The complexity of these new streams has been managed well by publishers through XBOX LIVE, the Wii Virtual Console, and PlayStation Network (PSN). Sony’s Worldwide Studios Organization president, Shuhei Yoshida, in particular, understands how important this trend needs to grow.
Read more how indie games are becoming a bigger deal after the break.
Sony’s efforts have begun to pay off considerably with 2012’s publishing cutting-edge indie titles such as Journey, Papo & Yo, and Dyad. Yoshida explains, “I don’t think we’re promoting the need to create artistic games per se. But what we really are working hard is to help create the ecosystem for smaller developers to be able to bring their content to the market and be rewarded financially as well.”
He goes on to state Sony does this, “because it’s really important for the industry to always give a chance to these up-and-coming, perhaps more free from conventions, type of developers, to try out something and really get things published and get feedback from consumers.”
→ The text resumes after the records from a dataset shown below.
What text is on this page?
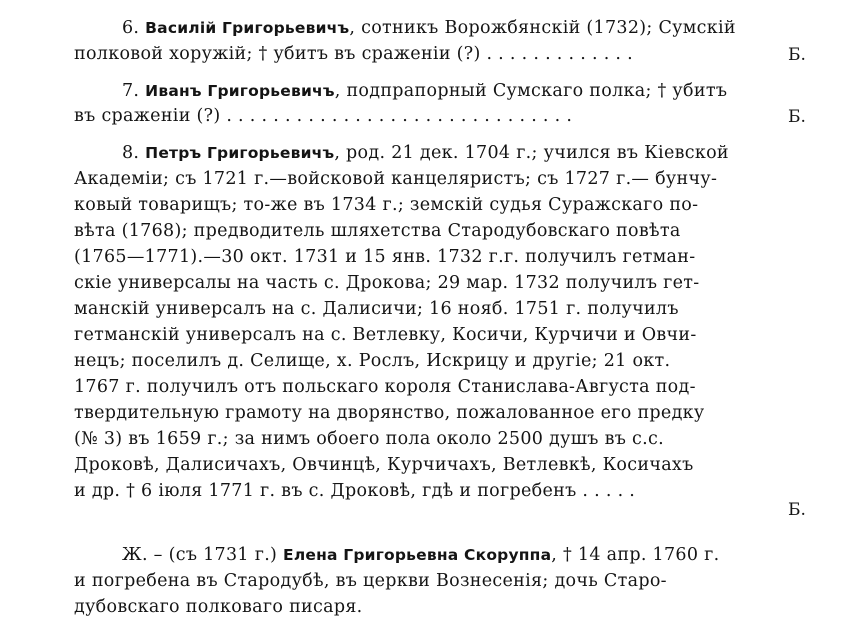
6. Василій Григорьевичъ, сотникъ Ворожбянскій (1732); Сумскій
полковой хоружій; † убитъ въ сраженіи (?) . . . . . . . . . . . . .	Б.
7. Иванъ Григорьевичъ, подпрапорный Сумскаго полка; † убитъ
въ сраженіи (?) . . . . . . . . . . . . . . . . . . . . . . . . . . . . . .	Б.
8. Петръ Григорьевичъ, род. 21 дек. 1704 г.; учился въ Кіевской
Академіи; съ 1721 г.—войсковой канцеляристъ; съ 1727 г.— бунчу-
ковый товарищъ; то-же въ 1734 г.; земскій судья Суражскаго по-
вѣта (1768); предводитель шляхетства Стародубовскаго повѣта
(1765—1771).—30 окт. 1731 и 15 янв. 1732 г.г. получилъ гетман-
скіе универсалы на часть с. Дрокова; 29 мар. 1732 получилъ гет-
манскій универсалъ на с. Далисичи; 16 нояб. 1751 г. получилъ
гетманскій универсалъ на с. Ветлевку, Косичи, Курчичи и Овчи-
нецъ; поселилъ д. Селище, х. Рослъ, Искрицу и другіе; 21 окт.
1767 г. получилъ отъ польскаго короля Станислава-Августа под-
твердительную грамоту на дворянство, пожалованное его предку
(№ 3) въ 1659 г.; за нимъ обоего пола около 2500 душъ въ с.с.
Дроковѣ, Далисичахъ, Овчинцѣ, Курчичахъ, Ветлевкѣ, Косичахъ
и др. † 6 іюля 1771 г. въ с. Дроковѣ, гдѣ и погребенъ . . . . .
Б.
Ж. – (съ 1731 г.) Елена Григорьевна Скоруппа, † 14 апр. 1760 г.
и погребена въ Стародубѣ, въ церкви Вознесенія; дочь Старо-
дубовскаго полковаго писаря.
This gives immense hope for indie devs to make their mark while having big-name publisher support. As the market continues to fluctuate to the demands of the consumer, it will be curious to see the dynamic set by spry young indie devs and their AAA developer competition. In this modern world where demand is priority, developers of all varieties compete over the consumer dollar for the best entertainment value at the fastest distribution.